The genetic disorder primary hyperoxaluria type 1 (PH1) is marked by an increased hepatic production of oxalate. The resulting hyperoxaluria leads to recurrent nephrolithiasis and nephrocalcinosis which are commonly observed in childhood. About 50% of PH1 patients develop end stage kidney disease (ESKD) by 33 years of age.

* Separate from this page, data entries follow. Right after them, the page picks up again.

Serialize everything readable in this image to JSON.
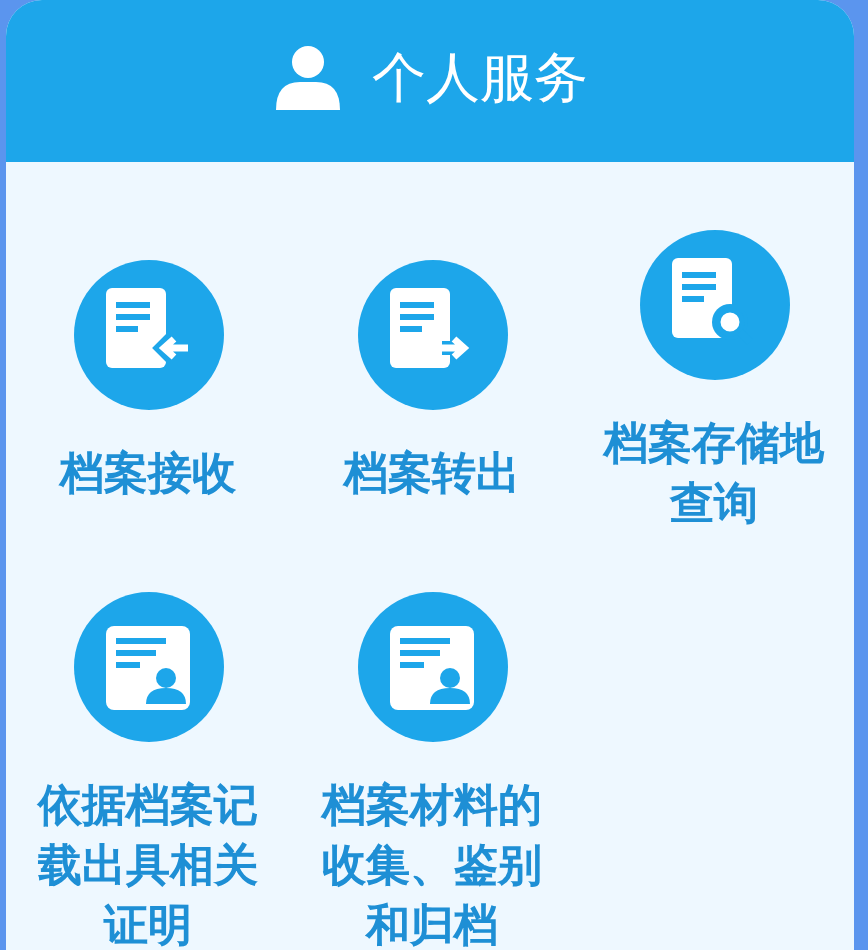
{
  "header": {
    "title": "个人服务"
  },
  "services": [
    {
      "kind": "receive",
      "label": "档案接收"
    },
    {
      "kind": "send",
      "label": "档案转出"
    },
    {
      "kind": "search",
      "label": "档案存储地查询"
    },
    {
      "kind": "certificate",
      "label": "依据档案记载出具相关证明"
    },
    {
      "kind": "certificate",
      "label": "档案材料的收集、鉴别和归档"
    }
  ]
}
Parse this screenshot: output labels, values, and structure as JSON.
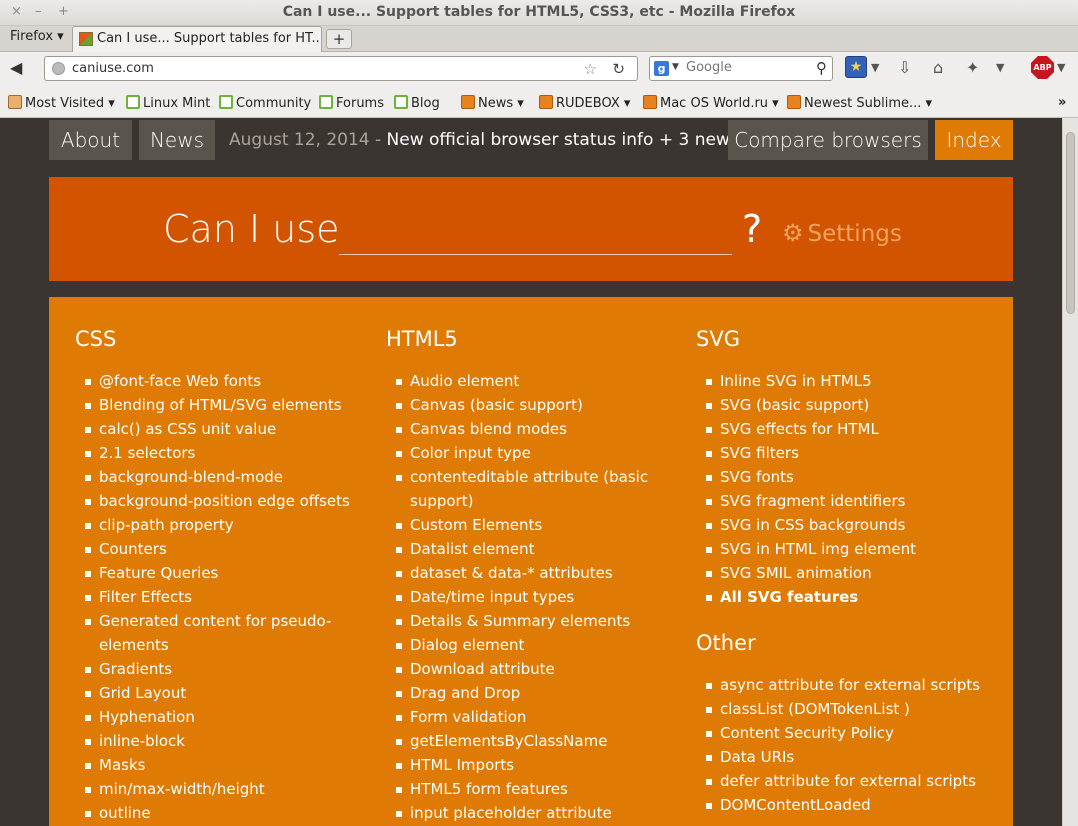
{
  "window": {
    "title": "Can I use... Support tables for HTML5, CSS3, etc - Mozilla Firefox",
    "buttons": [
      "×",
      "–",
      "+"
    ]
  },
  "tabs": {
    "menu_label": "Firefox ▾",
    "active_tab": "Can I use... Support tables for HT...",
    "new_tab": "+"
  },
  "navbar": {
    "url": "caniuse.com",
    "search_placeholder": "Google"
  },
  "bookmarks": [
    {
      "label": "Most Visited ▾",
      "icon": "most-visited"
    },
    {
      "label": "Linux Mint",
      "icon": "mint"
    },
    {
      "label": "Community",
      "icon": "mint"
    },
    {
      "label": "Forums",
      "icon": "mint"
    },
    {
      "label": "Blog",
      "icon": "mint"
    },
    {
      "label": "News ▾",
      "icon": "rss"
    },
    {
      "label": "RUDEBOX ▾",
      "icon": "rss"
    },
    {
      "label": "Mac OS World.ru ▾",
      "icon": "rss"
    },
    {
      "label": "Newest Sublime... ▾",
      "icon": "rss"
    }
  ],
  "page": {
    "nav": {
      "about": "About",
      "news": "News",
      "news_date": "August 12, 2014 - ",
      "news_text": "New official browser status info + 3 new...",
      "compare": "Compare browsers",
      "index": "Index"
    },
    "search": {
      "label": "Can I use",
      "qmark": "?",
      "settings": "Settings"
    },
    "columns": {
      "css": {
        "title": "CSS",
        "items": [
          "@font-face Web fonts",
          "Blending of HTML/SVG elements",
          "calc() as CSS unit value",
          "2.1 selectors",
          "background-blend-mode",
          "background-position edge offsets",
          "clip-path property",
          "Counters",
          "Feature Queries",
          "Filter Effects",
          "Generated content for pseudo-elements",
          "Gradients",
          "Grid Layout",
          "Hyphenation",
          "inline-block",
          "Masks",
          "min/max-width/height",
          "outline"
        ]
      },
      "html5": {
        "title": "HTML5",
        "items": [
          "Audio element",
          "Canvas (basic support)",
          "Canvas blend modes",
          "Color input type",
          "contenteditable attribute (basic support)",
          "Custom Elements",
          "Datalist element",
          "dataset & data-* attributes",
          "Date/time input types",
          "Details & Summary elements",
          "Dialog element",
          "Download attribute",
          "Drag and Drop",
          "Form validation",
          "getElementsByClassName",
          "HTML Imports",
          "HTML5 form features",
          "input placeholder attribute"
        ]
      },
      "svg": {
        "title": "SVG",
        "items": [
          "Inline SVG in HTML5",
          "SVG (basic support)",
          "SVG effects for HTML",
          "SVG filters",
          "SVG fonts",
          "SVG fragment identifiers",
          "SVG in CSS backgrounds",
          "SVG in HTML img element",
          "SVG SMIL animation"
        ],
        "all_link": "All SVG features"
      },
      "other": {
        "title": "Other",
        "items": [
          "async attribute for external scripts",
          "classList (DOMTokenList )",
          "Content Security Policy",
          "Data URIs",
          "defer attribute for external scripts",
          "DOMContentLoaded"
        ]
      }
    }
  },
  "colors": {
    "page_bg": "#3a3530",
    "nav_button": "#5a544e",
    "index_active": "#df7b04",
    "search_panel": "#d35400",
    "index_panel": "#df7b04"
  }
}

Clinical trials of potential therapeutic agents are challenging due to disease rarity and time needed to reach hard clinical endpoints (such as ESKD). Thus, slope of eGFR over time is an attractive surrogate endpoint. However, clinical experience suggests that eGFR decline is not uniform across disease course. Thus we looked at the slope of change in eGFR during sequential stages of CKD in a PH1 cohort. PH1 patients enrolled in the Rare Kidney Stone Consortium (RKSC) registry who were >2 years of age, did not have ESKD at diagnosis, and had ≥2 serum creatinine values between dx their last follow up prior to ESKD were studied. eGFR was estimated using the full age spectrum equation. ESKD was defined as the first occurrence of transplant, initiation of dialysis, or eGFR less than 15 ml/min/1.73m2. Absolute change in eGFR over time was estimated by linear regression within each CKD stage, and estimates across CKD stages were compared using GEE models. A total of 129 PH1 patients met inclusion criteria. Seventy (54.3%) were male and 99 (76.7%) were Caucasian. Median [IQR] age at PH1 dx was 8.6 [3.3, 21.6] years. There were 121 patients with follow-up in CKD stage 2; 72 in stage 3a; 41 in stage 3b; and 14 in CKD stage 4. (Table 1) Absolute annual change in eGFR increased with CKD stage (P=0.007 for trend). (Table 1). As hypothesized, eGFR decline was not uniform across CKD stages in this PH1 population, with a higher rate of eGFR decline at CKD stages 3b and 4. Thus, absolute eGFR and CKD stage need to be accounted for when analyzing eGFR slope in this patient group. These data also suggest that measures to prevent GFR decline to < 45 ml/min/1.73m2 are particularly important, as the disease course accelerates thereafter.